NCATS was on pace to perform 30 federal agency penetration testing and risk assessments in 2017, up from just a handful a few years ago. Karas tells Federal News Radio that the assessments and penetration testing help agencies uncover longstanding vulnerabilities and give CIOs and CISOs the data and empowerment to protect HVAs. NCATS also helps agencies put in place several binding operational directives DHS issued over the past 18 months to improve agencies’ cybersecurity posture.

“We create scorecards and have reporting for all 105 agencies who are meeting the metrics,” Karas says. “It gives agencies the power to fix things that they may not have had the power to fix before because it’s now mandated.”

Don Benack, the cybersecurity assurance program manager for NCATS, tells Federal News Radio that NCATS’ scanning, vulnerability testing and cyberhygiene programs has helped agencies cut the amount of time it takes to fix critical vulnerabilities.

“It’s probably the most important metric in that program,” he says. “When we started scanning a number of years ago, there were hundreds of critical vulnerabilities present on federal systems, publicly accessible systems, and the average time to close those vulnerabilities was slightly over a year. Today, we have it down to a small handful of critical vulnerabilities and the average time has gone from just over a year down to 17 days. That is a dramatic improvement.”

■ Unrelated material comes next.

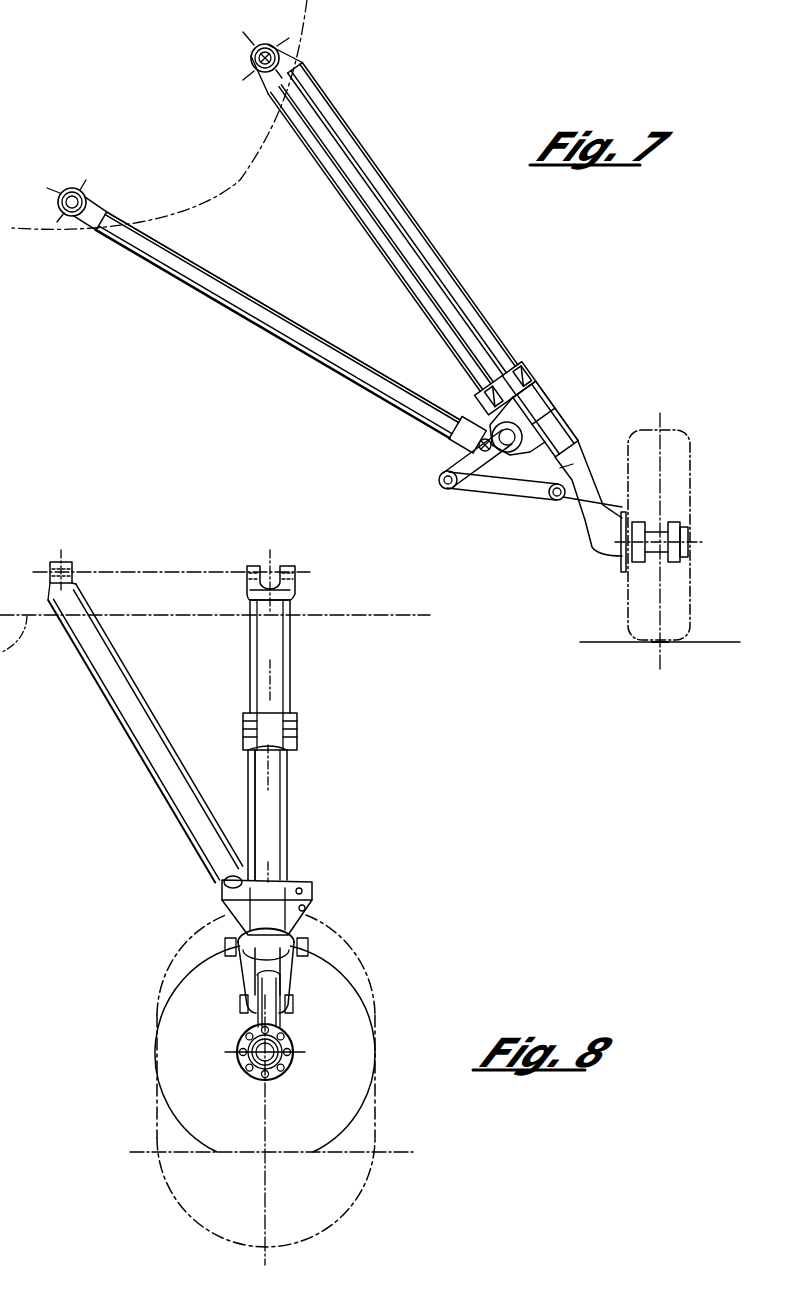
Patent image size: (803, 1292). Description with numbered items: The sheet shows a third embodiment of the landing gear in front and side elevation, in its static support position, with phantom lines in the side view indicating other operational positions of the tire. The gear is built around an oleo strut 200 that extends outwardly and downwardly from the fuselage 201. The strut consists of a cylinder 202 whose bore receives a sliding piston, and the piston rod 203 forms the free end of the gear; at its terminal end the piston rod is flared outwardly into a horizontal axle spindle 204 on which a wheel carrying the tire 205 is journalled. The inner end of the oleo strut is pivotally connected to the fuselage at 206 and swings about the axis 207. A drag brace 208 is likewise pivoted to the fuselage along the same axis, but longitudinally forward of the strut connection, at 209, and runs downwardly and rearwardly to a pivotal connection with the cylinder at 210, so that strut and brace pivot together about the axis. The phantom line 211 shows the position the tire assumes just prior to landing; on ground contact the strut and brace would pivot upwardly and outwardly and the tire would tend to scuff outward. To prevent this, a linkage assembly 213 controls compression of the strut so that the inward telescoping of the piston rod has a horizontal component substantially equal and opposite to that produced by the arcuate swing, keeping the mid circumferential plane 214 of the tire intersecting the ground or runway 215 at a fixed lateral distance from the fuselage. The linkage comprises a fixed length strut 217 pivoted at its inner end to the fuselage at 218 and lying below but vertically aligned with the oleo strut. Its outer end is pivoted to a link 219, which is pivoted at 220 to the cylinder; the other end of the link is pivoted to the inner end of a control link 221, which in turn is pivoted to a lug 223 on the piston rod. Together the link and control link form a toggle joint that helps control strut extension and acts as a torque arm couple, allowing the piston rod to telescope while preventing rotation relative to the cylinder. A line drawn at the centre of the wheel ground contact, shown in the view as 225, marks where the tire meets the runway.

NCATS has been able to identify the vulnerabilities of high-valued systems, Benack says, and also give key federal IT leaders the right data on vulnerabilities and the ability to promote best practices.

The goal, Benack says, is to lay out agencies’ vulnerabilities so that they can manage their risks, mitigate vulnerabilities and understand their networks and systems better.

“My vision is to be able to share the data within the NCCIC and make it a world-class leader in this curating industry,” he tells Federal News Radio. “IT changes in microseconds. We need to be able to adapt and get through the bureaucracy and be able to get the information and data out in a timely fashion.”